Die Presse berichtet großflächig, auch darüber, wie die Nachbarn und die Eltern seine Erfolge erleben. Letztere bekommen es nur erzählt, die Aufregung ist zu groß. Seit ihr Sohn 2008 in Peking erstmals bei den Olympischen Spielen auftrat, haben sie kein Spiel von ihm gesehen. Er sei schon jetzt ein Held Guatemalas, hat die einstige Badminton-Nummer 1 des Landes, Pedro Yang, gesagt. Und Kevin Cordon? „Ich werde nicht gern über meine sportlichen Leistungen definiert und lieber als Mensch gesehen. Sportlerkarrieren haben einen Anfang und ein Ende, aber Mensch bleibe ich auch danach.“
Die Sehnsucht in Guatemala nach Helden und guten Nachrichten ist immens.
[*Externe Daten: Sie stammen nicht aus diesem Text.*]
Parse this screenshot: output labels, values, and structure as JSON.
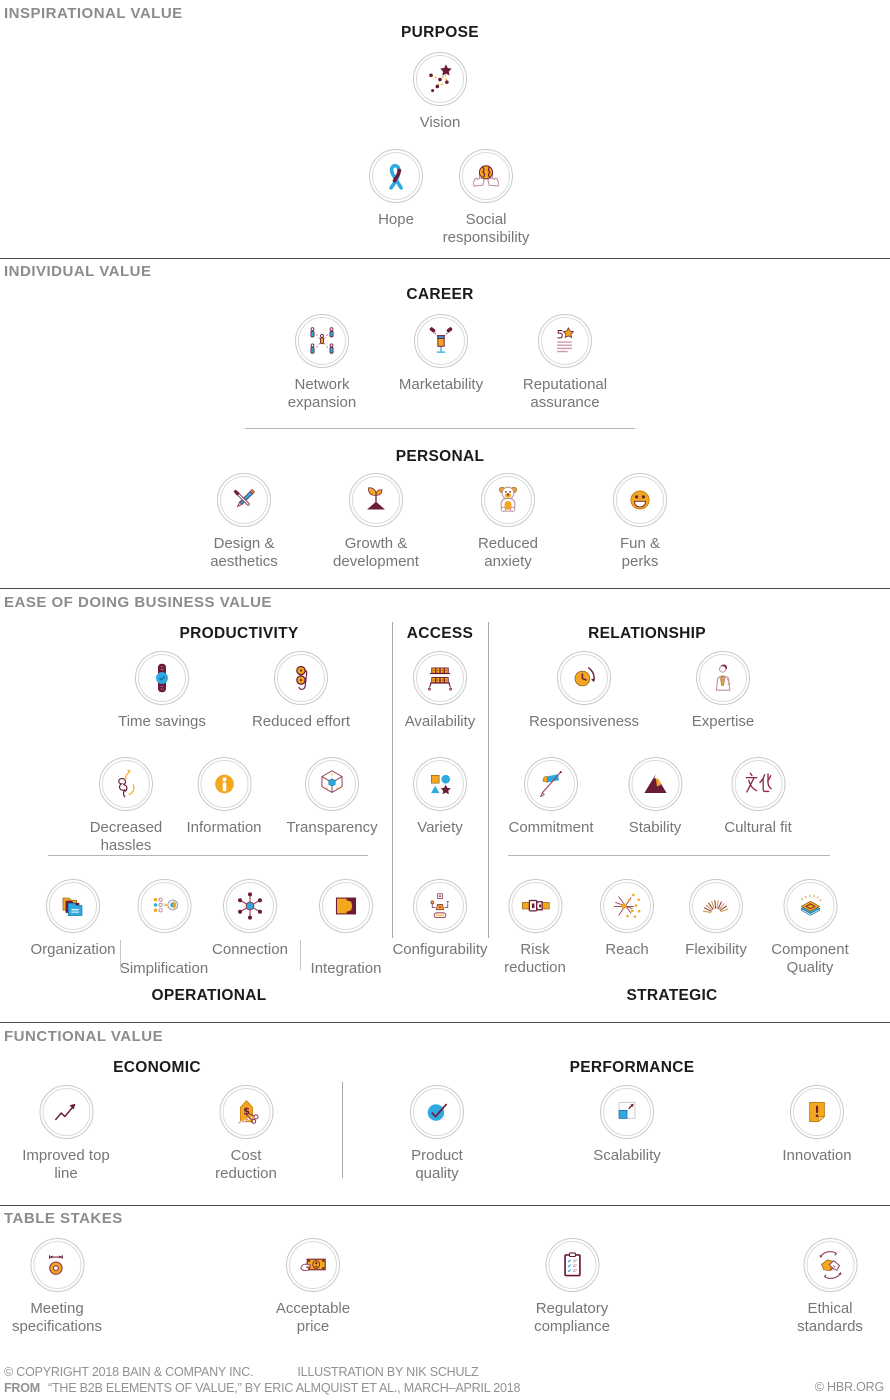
{
  "palette": {
    "maroon": "#6B1B3A",
    "orange": "#F2A71E",
    "blue": "#2FA9E1",
    "label_gray": "#767676",
    "section_gray": "#8C8C8C"
  },
  "sections": {
    "inspirational": {
      "label": "INSPIRATIONAL VALUE",
      "purpose": {
        "title": "PURPOSE",
        "items": [
          {
            "label": "Vision",
            "icon": "vision-icon"
          },
          {
            "label": "Hope",
            "icon": "hope-icon"
          },
          {
            "label": "Social responsibility",
            "icon": "social-responsibility-icon"
          }
        ]
      }
    },
    "individual": {
      "label": "INDIVIDUAL VALUE",
      "career": {
        "title": "CAREER",
        "items": [
          {
            "label": "Network expansion",
            "icon": "network-expansion-icon"
          },
          {
            "label": "Marketability",
            "icon": "marketability-icon"
          },
          {
            "label": "Reputational assurance",
            "icon": "reputational-assurance-icon"
          }
        ]
      },
      "personal": {
        "title": "PERSONAL",
        "items": [
          {
            "label": "Design & aesthetics",
            "icon": "design-aesthetics-icon"
          },
          {
            "label": "Growth & development",
            "icon": "growth-development-icon"
          },
          {
            "label": "Reduced anxiety",
            "icon": "reduced-anxiety-icon"
          },
          {
            "label": "Fun & perks",
            "icon": "fun-perks-icon"
          }
        ]
      }
    },
    "ease": {
      "label": "EASE OF DOING BUSINESS VALUE",
      "productivity": {
        "title": "PRODUCTIVITY",
        "items": [
          {
            "label": "Time savings",
            "icon": "time-savings-icon"
          },
          {
            "label": "Reduced effort",
            "icon": "reduced-effort-icon"
          },
          {
            "label": "Decreased hassles",
            "icon": "decreased-hassles-icon"
          },
          {
            "label": "Information",
            "icon": "information-icon"
          },
          {
            "label": "Transparency",
            "icon": "transparency-icon"
          }
        ]
      },
      "access": {
        "title": "ACCESS",
        "items": [
          {
            "label": "Availability",
            "icon": "availability-icon"
          },
          {
            "label": "Variety",
            "icon": "variety-icon"
          },
          {
            "label": "Configurability",
            "icon": "configurability-icon"
          }
        ]
      },
      "relationship": {
        "title": "RELATIONSHIP",
        "items": [
          {
            "label": "Responsiveness",
            "icon": "responsiveness-icon"
          },
          {
            "label": "Expertise",
            "icon": "expertise-icon"
          },
          {
            "label": "Commitment",
            "icon": "commitment-icon"
          },
          {
            "label": "Stability",
            "icon": "stability-icon"
          },
          {
            "label": "Cultural fit",
            "icon": "cultural-fit-icon"
          }
        ]
      },
      "operational": {
        "title": "OPERATIONAL",
        "items": [
          {
            "label": "Organization",
            "icon": "organization-icon"
          },
          {
            "label": "Simplification",
            "icon": "simplification-icon"
          },
          {
            "label": "Connection",
            "icon": "connection-icon"
          },
          {
            "label": "Integration",
            "icon": "integration-icon"
          }
        ]
      },
      "strategic": {
        "title": "STRATEGIC",
        "items": [
          {
            "label": "Risk reduction",
            "icon": "risk-reduction-icon"
          },
          {
            "label": "Reach",
            "icon": "reach-icon"
          },
          {
            "label": "Flexibility",
            "icon": "flexibility-icon"
          },
          {
            "label": "Component Quality",
            "icon": "component-quality-icon"
          }
        ]
      }
    },
    "functional": {
      "label": "FUNCTIONAL VALUE",
      "economic": {
        "title": "ECONOMIC",
        "items": [
          {
            "label": "Improved top line",
            "icon": "improved-top-line-icon"
          },
          {
            "label": "Cost reduction",
            "icon": "cost-reduction-icon"
          }
        ]
      },
      "performance": {
        "title": "PERFORMANCE",
        "items": [
          {
            "label": "Product quality",
            "icon": "product-quality-icon"
          },
          {
            "label": "Scalability",
            "icon": "scalability-icon"
          },
          {
            "label": "Innovation",
            "icon": "innovation-icon"
          }
        ]
      }
    },
    "table_stakes": {
      "label": "TABLE STAKES",
      "items": [
        {
          "label": "Meeting specifications",
          "icon": "meeting-specifications-icon"
        },
        {
          "label": "Acceptable price",
          "icon": "acceptable-price-icon"
        },
        {
          "label": "Regulatory compliance",
          "icon": "regulatory-compliance-icon"
        },
        {
          "label": "Ethical standards",
          "icon": "ethical-standards-icon"
        }
      ]
    }
  },
  "footer": {
    "copyright": "© COPYRIGHT 2018 BAIN & COMPANY INC.",
    "illustration": "ILLUSTRATION BY NIK SCHULZ",
    "from_label": "FROM",
    "source": "“THE B2B ELEMENTS OF VALUE,” BY ERIC ALMQUIST ET AL., MARCH–APRIL 2018",
    "hbr": "© HBR.ORG"
  }
}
Gerade gibt es massive Proteste, weil der Chef der Antikorruptionsermittlung entlassen wurde. Seine Nachforschungen kamen den Regierungskreisen zu nahe. Als Sportnation fällt Guatemala bislang allenfalls in Orchideendisziplinen auf. Von den 24 Teilnehmer:innen in Tokio sind 8 Geher:innen, von denen vier wiederum untereinander verwandt sind.
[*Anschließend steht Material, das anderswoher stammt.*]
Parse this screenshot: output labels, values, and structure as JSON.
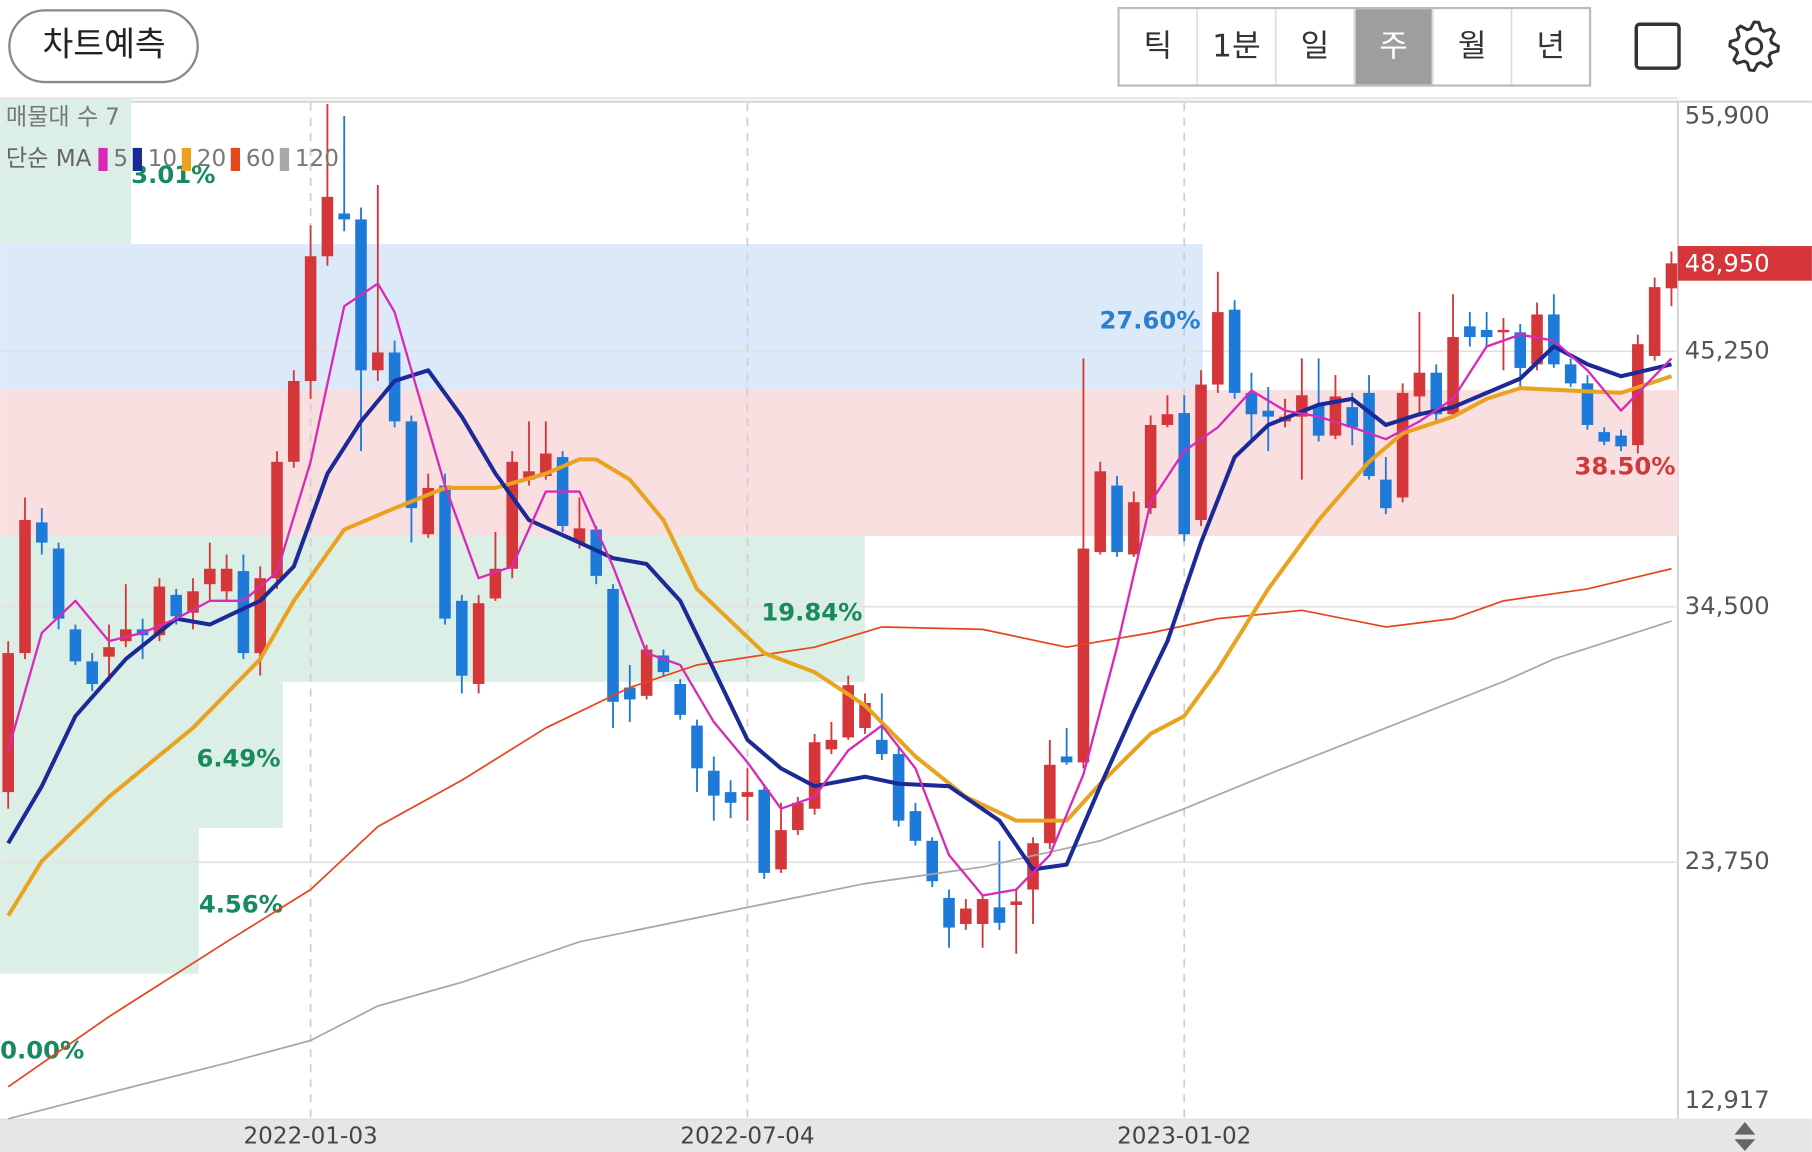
{
  "toolbar": {
    "button": "차트예측",
    "periods": [
      "틱",
      "1분",
      "일",
      "주",
      "월",
      "년"
    ],
    "selected": 3
  },
  "chart_data": {
    "type": "candlestick",
    "categories": [
      null,
      null,
      null,
      null,
      null,
      null,
      null,
      null,
      null,
      null,
      null,
      null,
      null,
      null,
      null,
      null,
      null,
      null,
      "2022-01-03",
      null,
      null,
      null,
      null,
      null,
      null,
      null,
      null,
      null,
      null,
      null,
      null,
      null,
      null,
      null,
      null,
      null,
      null,
      null,
      null,
      null,
      null,
      null,
      null,
      null,
      "2022-07-04",
      null,
      null,
      null,
      null,
      null,
      null,
      null,
      null,
      null,
      null,
      null,
      null,
      null,
      null,
      null,
      null,
      null,
      null,
      null,
      null,
      null,
      null,
      null,
      null,
      null,
      "2023-01-02",
      null,
      null,
      null,
      null,
      null,
      null,
      null,
      null,
      null,
      null,
      null,
      null,
      null,
      null,
      null,
      null,
      null,
      null,
      null,
      null,
      null,
      null,
      null,
      null,
      null,
      null,
      null,
      null,
      null
    ],
    "open": [
      26700,
      32550,
      38050,
      36950,
      33550,
      32200,
      32400,
      33050,
      33550,
      33300,
      35000,
      34250,
      35450,
      35150,
      36000,
      32550,
      35700,
      40600,
      44000,
      49250,
      51050,
      50800,
      44450,
      45200,
      42300,
      37550,
      39600,
      34750,
      31250,
      34850,
      36100,
      39850,
      40000,
      40800,
      37200,
      37750,
      35250,
      31100,
      30750,
      32450,
      31250,
      29500,
      27600,
      26700,
      26500,
      26800,
      23450,
      25100,
      26000,
      28500,
      29000,
      29400,
      28900,
      28300,
      25900,
      24650,
      22250,
      21150,
      21150,
      21850,
      21950,
      22600,
      24550,
      28200,
      27950,
      36800,
      39600,
      36700,
      38650,
      42150,
      42650,
      38150,
      43850,
      47000,
      43500,
      42750,
      42300,
      42500,
      43000,
      41700,
      42900,
      43500,
      39850,
      39100,
      43350,
      44350,
      42600,
      46300,
      46150,
      46050,
      46050,
      44700,
      46800,
      44700,
      43900,
      41850,
      41700,
      41300,
      45050,
      47900
    ],
    "high": [
      33050,
      39100,
      38650,
      37200,
      33750,
      32550,
      33750,
      35450,
      34000,
      35700,
      35250,
      35700,
      37200,
      36700,
      36700,
      36200,
      41050,
      44450,
      50550,
      55650,
      55150,
      51300,
      52250,
      45700,
      42550,
      40100,
      40100,
      35000,
      35000,
      37650,
      41050,
      42300,
      42300,
      41050,
      39100,
      37900,
      35450,
      32050,
      32900,
      32700,
      31450,
      29750,
      28200,
      27200,
      27700,
      27050,
      26250,
      26500,
      29150,
      29650,
      31600,
      30850,
      30850,
      28650,
      26250,
      24800,
      22600,
      22200,
      22350,
      24650,
      22600,
      24800,
      28900,
      29400,
      44950,
      40600,
      40000,
      39350,
      42550,
      43400,
      43400,
      44450,
      48600,
      47400,
      44350,
      43750,
      43250,
      44950,
      44950,
      44250,
      43500,
      44250,
      40800,
      43900,
      46900,
      44700,
      47650,
      46900,
      46900,
      46650,
      46400,
      47300,
      47650,
      44950,
      44250,
      42050,
      41950,
      45950,
      48350,
      49450
    ],
    "low": [
      26000,
      32300,
      36700,
      33550,
      32050,
      30950,
      31350,
      32800,
      32300,
      33050,
      33750,
      33550,
      34750,
      34750,
      32300,
      31600,
      35250,
      40350,
      43250,
      48850,
      50300,
      41050,
      44000,
      42050,
      37200,
      37400,
      33750,
      30850,
      30850,
      34750,
      35700,
      39600,
      39850,
      37650,
      36950,
      35450,
      29400,
      29650,
      30600,
      31600,
      29750,
      26700,
      25500,
      25600,
      25500,
      23050,
      23300,
      24900,
      25750,
      28300,
      28900,
      29150,
      28050,
      25250,
      24450,
      22700,
      20150,
      20900,
      20150,
      20900,
      19900,
      21150,
      24300,
      27850,
      27700,
      36700,
      36600,
      36600,
      38400,
      42050,
      37250,
      37900,
      43500,
      43250,
      41550,
      41050,
      42050,
      39850,
      41450,
      41550,
      41300,
      39850,
      38400,
      38900,
      42500,
      42300,
      42450,
      45450,
      45450,
      44450,
      43750,
      44450,
      44550,
      43750,
      41950,
      41300,
      41050,
      40950,
      44850,
      47150
    ],
    "close": [
      32550,
      38150,
      37200,
      34000,
      32200,
      31250,
      32800,
      33550,
      33300,
      35350,
      34100,
      35150,
      36100,
      36100,
      32550,
      35700,
      40600,
      44000,
      49250,
      51750,
      50800,
      44450,
      45200,
      42300,
      38650,
      39500,
      34000,
      31600,
      34650,
      36100,
      40600,
      40200,
      40950,
      37900,
      37800,
      35800,
      30500,
      30600,
      32700,
      31750,
      29950,
      27700,
      26550,
      26250,
      26700,
      23300,
      25100,
      26250,
      28800,
      28900,
      31200,
      30450,
      28300,
      25500,
      24650,
      22950,
      21000,
      21800,
      22200,
      21200,
      22100,
      24550,
      27850,
      27950,
      36950,
      40200,
      36800,
      38900,
      42150,
      42600,
      37550,
      43850,
      46900,
      43500,
      42600,
      42500,
      42500,
      43400,
      41700,
      43350,
      42050,
      40000,
      38650,
      43500,
      44350,
      42600,
      45850,
      45850,
      45850,
      46150,
      44550,
      46800,
      44700,
      43900,
      42150,
      41450,
      41250,
      45550,
      47950,
      48950
    ],
    "up_color": "#d4363a",
    "down_color": "#1e7ad8",
    "ylim": [
      12917,
      55900
    ],
    "yticks": [
      {
        "value": 12917,
        "label": "12,917"
      },
      {
        "value": 23750,
        "label": "23,750"
      },
      {
        "value": 34500,
        "label": "34,500"
      },
      {
        "value": 45250,
        "label": "45,250"
      },
      {
        "value": 55900,
        "label": "55,900"
      }
    ],
    "grid": true,
    "last_price": {
      "value": 48950,
      "label": "48,950"
    },
    "ma_legend": "단순 MA",
    "series": [
      {
        "name": "5",
        "color": "#d62ab8",
        "width": 2,
        "x": [
          0,
          2,
          4,
          6,
          8,
          10,
          12,
          14,
          16,
          18,
          20,
          22,
          23,
          24,
          26,
          28,
          30,
          32,
          34,
          36,
          38,
          40,
          42,
          44,
          46,
          48,
          50,
          52,
          54,
          56,
          58,
          60,
          62,
          64,
          66,
          68,
          70,
          72,
          74,
          76,
          78,
          80,
          82,
          84,
          86,
          88,
          90,
          92,
          94,
          96,
          99
        ],
        "values": [
          28450,
          33400,
          34750,
          33050,
          33400,
          34000,
          34750,
          34750,
          35950,
          40600,
          47150,
          48100,
          46900,
          44450,
          39600,
          35700,
          36200,
          39350,
          39350,
          36200,
          32550,
          32050,
          29650,
          27950,
          26000,
          26500,
          28450,
          29500,
          27700,
          24050,
          22350,
          22600,
          24050,
          27450,
          32800,
          38900,
          41050,
          42050,
          43600,
          42750,
          42500,
          42050,
          41550,
          42300,
          43250,
          45450,
          45950,
          45700,
          44450,
          42750,
          44950
        ]
      },
      {
        "name": "10",
        "color": "#1b2a96",
        "width": 3.5,
        "x": [
          0,
          2,
          4,
          7,
          10,
          12,
          15,
          17,
          19,
          21,
          23,
          25,
          27,
          29,
          31,
          34,
          36,
          38,
          40,
          42,
          44,
          46,
          48,
          51,
          53,
          56,
          59,
          61,
          63,
          65,
          67,
          69,
          71,
          73,
          75,
          78,
          80,
          82,
          84,
          86,
          88,
          90,
          92,
          94,
          96,
          99
        ],
        "values": [
          24550,
          26950,
          29900,
          32300,
          34000,
          33750,
          34750,
          36200,
          40100,
          42300,
          44000,
          44450,
          42500,
          40100,
          38150,
          37200,
          36550,
          36300,
          34750,
          31850,
          28900,
          27700,
          26950,
          27350,
          27050,
          26950,
          25500,
          23450,
          23650,
          26950,
          30100,
          33050,
          37200,
          40800,
          42150,
          43000,
          43250,
          42150,
          42600,
          42900,
          43500,
          44100,
          45450,
          44700,
          44200,
          44700
        ]
      },
      {
        "name": "20",
        "color": "#e9a321",
        "width": 3.5,
        "x": [
          0,
          2,
          6,
          11,
          15,
          17,
          20,
          23,
          26,
          29,
          32,
          34,
          35,
          37,
          39,
          41,
          45,
          48,
          51,
          54,
          57,
          60,
          63,
          65,
          68,
          70,
          72,
          75,
          78,
          81,
          83,
          86,
          88,
          90,
          93,
          96,
          99
        ],
        "values": [
          21500,
          23800,
          26500,
          29400,
          32300,
          34750,
          37750,
          38650,
          39500,
          39500,
          40100,
          40700,
          40700,
          39850,
          38150,
          35250,
          32550,
          31750,
          30350,
          28200,
          26500,
          25500,
          25500,
          27050,
          29150,
          29900,
          31850,
          35250,
          38150,
          40600,
          41800,
          42500,
          43250,
          43700,
          43600,
          43500,
          44200
        ]
      },
      {
        "name": "60",
        "color": "#e5461b",
        "width": 1.5,
        "x": [
          0,
          6,
          13,
          18,
          22,
          27,
          32,
          37,
          41,
          48,
          52,
          58,
          63,
          68,
          72,
          77,
          82,
          86,
          89,
          94,
          99
        ],
        "values": [
          14300,
          17250,
          20400,
          22600,
          25250,
          27200,
          29400,
          31100,
          32050,
          32800,
          33650,
          33550,
          32800,
          33400,
          34000,
          34350,
          33650,
          34000,
          34750,
          35250,
          36100
        ]
      },
      {
        "name": "120",
        "color": "#a8a8a8",
        "width": 1.5,
        "x": [
          0,
          6,
          13,
          18,
          22,
          27,
          34,
          44,
          51,
          58,
          65,
          70,
          75,
          82,
          89,
          92,
          99
        ],
        "values": [
          12950,
          14050,
          15300,
          16250,
          17700,
          18700,
          20400,
          21850,
          22850,
          23550,
          24650,
          26000,
          27450,
          29400,
          31350,
          32300,
          33900
        ]
      }
    ],
    "volume_profile": {
      "label": "매물대 수",
      "count": 7,
      "values": [
        0,
        4.56,
        6.49,
        19.84,
        38.5,
        27.6,
        3.01
      ],
      "value_labels": [
        "0.00%",
        "4.56%",
        "6.49%",
        "19.84%",
        "38.50%",
        "27.60%",
        "3.01%"
      ],
      "colors": [
        "#dcefe6",
        "#dcefe6",
        "#dcefe6",
        "#dcefe6",
        "#f9dfe0",
        "#dbe9f8",
        "#dcefe6"
      ],
      "label_colors": [
        "#178a5e",
        "#178a5e",
        "#178a5e",
        "#178a5e",
        "#d03a3a",
        "#2a7fd0",
        "#178a5e"
      ]
    }
  }
}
Guatemala fördert Randsportarten
Die Investition in Randsportarten betreibt man allerdings in Guatemala intensiv. Kevin Cordon ist Vollprofi und erhält vom mit staatlichen Geldern gespeisten Nationalen Olympischen Komitee ein monatliches Gehalt von gut 2.000 Euro. Das ist in einem der ärmsten Länder Lateinamerikas ein fürstliches Einkommen. Deutsche Badmintonspieler:innen können davon nur träumen. Trotzdem wollte Cordon nach den Olympischen Spielen in Rio, wo er sich mit einer Verletzung herumquälte, schon aufhören. Doch 2017 entschied er sich, mit seinem neuen indonesischen Trainer Muamar Qadafi einen olympischen Zyklus dranzuhängen.
Trotz staatlicher Unterstützung musste Cordon indes in der Vorbereitung mit Umständen klarkommen, die in Deutschland wiederum eher selten anzutreffen sind. Wegen strikter Coronaeinschränkungen saß er im Juni in seiner kleinen Heimatstadt La Unión fest und konnte nicht wie sonst zum Trainieren nach Guatemala-Stadt fahren. Flüge ins Ausland waren zu der Zeit auch nicht möglich. Eine Turnhalle gibt es aber nicht in seiner Heimatstadt mit knapp 24.000 Einwohner:innen. So ließ sich ein katholischer Priester in La Unión davon überzeugen, dass es mit Gottvertrauen in diesem Fall nicht getan ist und ließ in seiner Kirche einen Badmintonplatz verlegen. Der Bürgermeister und die Polizei erteilten die erforderlichen Genehmigungen. Es helfen alle mit in diesem Land, damit seine Vertreter in der olympischen Sphäre aufsteigen können. „Das war eine sehr nette Erfahrung“, berichtet Kevin Cordon in Tokio. Er hätte anders sein Leben nicht mit Trainern und Familie teilen können. Des Öfteren fährt er sonst nach Europa, um sich mit besseren Badmintonspielern zu messen.
In der Kirche, erzählt er, habe er anfangs mit seinem Bruder trainiert, der jedoch ein Amateurspieler sei. Zwei Badmintonspieler aus Guatemala-Stadt trieben das Trainingsniveau dann ein wenig mehr in die Höhe. Auf internationale Qualität musste Cordon allerdings verzichten.
Ungewöhnlich ist obendrein, dass der 34-Jährige zum Ende seiner Karriere nun seine größten Erfolge erzielt. Unter den Top Ten sind die Spieler mehrheitlich zwischen 23 und 28 Jahren alt. Cordon wiegelt ab: „Alter ist nur eine Zahl. Ich habe in meiner Karriere positive und negative Dinge erlebt und versucht, die negativen zu verändern.“ Kevin Cordon will sich sowieso nicht mit Fragen aufhalten, die er nicht ändern kann, sei es das Alter oder die Trainingsbedingungen. Eines, sagt er, sei bei allen gleich. „Wir können mit Herz und Leidenschaft spielen.“ Darauf möchte er sich konzentrieren.
Deshalb sieht er auch im Kampf um die Bronzemedaille gegen den Weltranglistenfünften Gingting Chancen für sich. Er habe heute die wichtige Erfahrung gemacht, dass er auch gegen so einen starken Gegner viele Punkte gewinnen kann. An seiner einstigen Trainingsstätte in der katholischen Kirche von La Unión wird mittlerweile gewiss wieder gebetet.